Das Gesetz definiert Nachtarbeit als Arbeit, die zwischen 22.00 Uhr und 6.00 Uhr geleistet wird (außer für jugendliche Arbeitskräfte).

Welcher Zuschlag findet auf Nachtarbeit Anwendung?

Die den nachts arbeitenden Arbeitnehmern zu entrichtenden Lohnzuschläge sind vom Gesetz nicht kategorisch festgesetzt.

Lediglich im Rahmen der Rechtsvorschriften zu den Kollektivverträgen heißt es, dass sich der Nachtarbeitszuschlag auf mindestens 15% belaufen muss, wobei dieser Prozentsatz nicht allgemein gültig ist.

Die Lohnzulagen für Nachtarbeit sind ebenso wie die Lohnzulagen für Sonntagsarbeit unbeschränkt steuerfrei.

Die Arbeit an einem gesetzlichen Feiertag

Was versteht man unter einem gesetzlichen Feiertag?
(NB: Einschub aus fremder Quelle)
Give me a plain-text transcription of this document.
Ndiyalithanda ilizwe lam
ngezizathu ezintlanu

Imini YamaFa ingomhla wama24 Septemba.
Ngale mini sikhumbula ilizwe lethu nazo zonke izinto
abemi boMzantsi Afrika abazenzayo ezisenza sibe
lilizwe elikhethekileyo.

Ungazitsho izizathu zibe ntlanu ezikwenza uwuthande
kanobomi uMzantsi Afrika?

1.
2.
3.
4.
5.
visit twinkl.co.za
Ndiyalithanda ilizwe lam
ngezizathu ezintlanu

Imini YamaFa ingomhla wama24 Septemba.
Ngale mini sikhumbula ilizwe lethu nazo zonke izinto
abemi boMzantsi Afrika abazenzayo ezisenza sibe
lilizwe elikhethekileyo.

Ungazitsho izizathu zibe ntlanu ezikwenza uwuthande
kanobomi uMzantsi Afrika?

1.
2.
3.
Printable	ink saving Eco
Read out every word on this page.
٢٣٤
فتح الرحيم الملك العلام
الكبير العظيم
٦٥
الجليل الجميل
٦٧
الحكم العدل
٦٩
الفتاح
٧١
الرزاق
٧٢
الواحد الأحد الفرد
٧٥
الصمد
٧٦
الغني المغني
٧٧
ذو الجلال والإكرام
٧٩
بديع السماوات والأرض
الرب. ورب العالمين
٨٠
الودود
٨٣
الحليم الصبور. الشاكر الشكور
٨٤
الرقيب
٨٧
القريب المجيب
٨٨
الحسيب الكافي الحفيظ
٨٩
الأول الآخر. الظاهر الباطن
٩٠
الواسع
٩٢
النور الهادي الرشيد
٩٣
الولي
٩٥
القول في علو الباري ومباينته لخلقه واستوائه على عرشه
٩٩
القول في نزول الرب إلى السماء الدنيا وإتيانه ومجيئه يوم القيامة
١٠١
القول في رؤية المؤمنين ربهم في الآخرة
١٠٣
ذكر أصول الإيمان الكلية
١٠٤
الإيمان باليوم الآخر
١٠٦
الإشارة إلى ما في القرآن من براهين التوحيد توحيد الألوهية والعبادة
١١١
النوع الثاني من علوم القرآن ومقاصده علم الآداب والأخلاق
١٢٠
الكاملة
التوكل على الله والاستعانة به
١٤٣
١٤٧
Es gibt elf gesetzliche Feiertage: Neujahr, Ostermontag, Erster Mai, Europatag, Christi Himmelfahrt, Pfingstmontag, Nationalfeiertag, Mariä Himmelfahrt, Allerheiligen, erster und zweiter Weihnachtstag.

Welche Bestimmungen gelten für die Arbeit an einem gesetzlichen Feiertag?

Sofern ein Arbeitnehmer an einem gesetzlichen Feiertag arbeiten muss, hat er für jede geleistete Arbeitsstunde Anspruch auf seinen üblichen Lohn und einen Zuschlag von 100%.

Die Lohnzuschläge für Arbeit an einem gesetzlichen Feiertag sind unbeschränkt steuerfrei.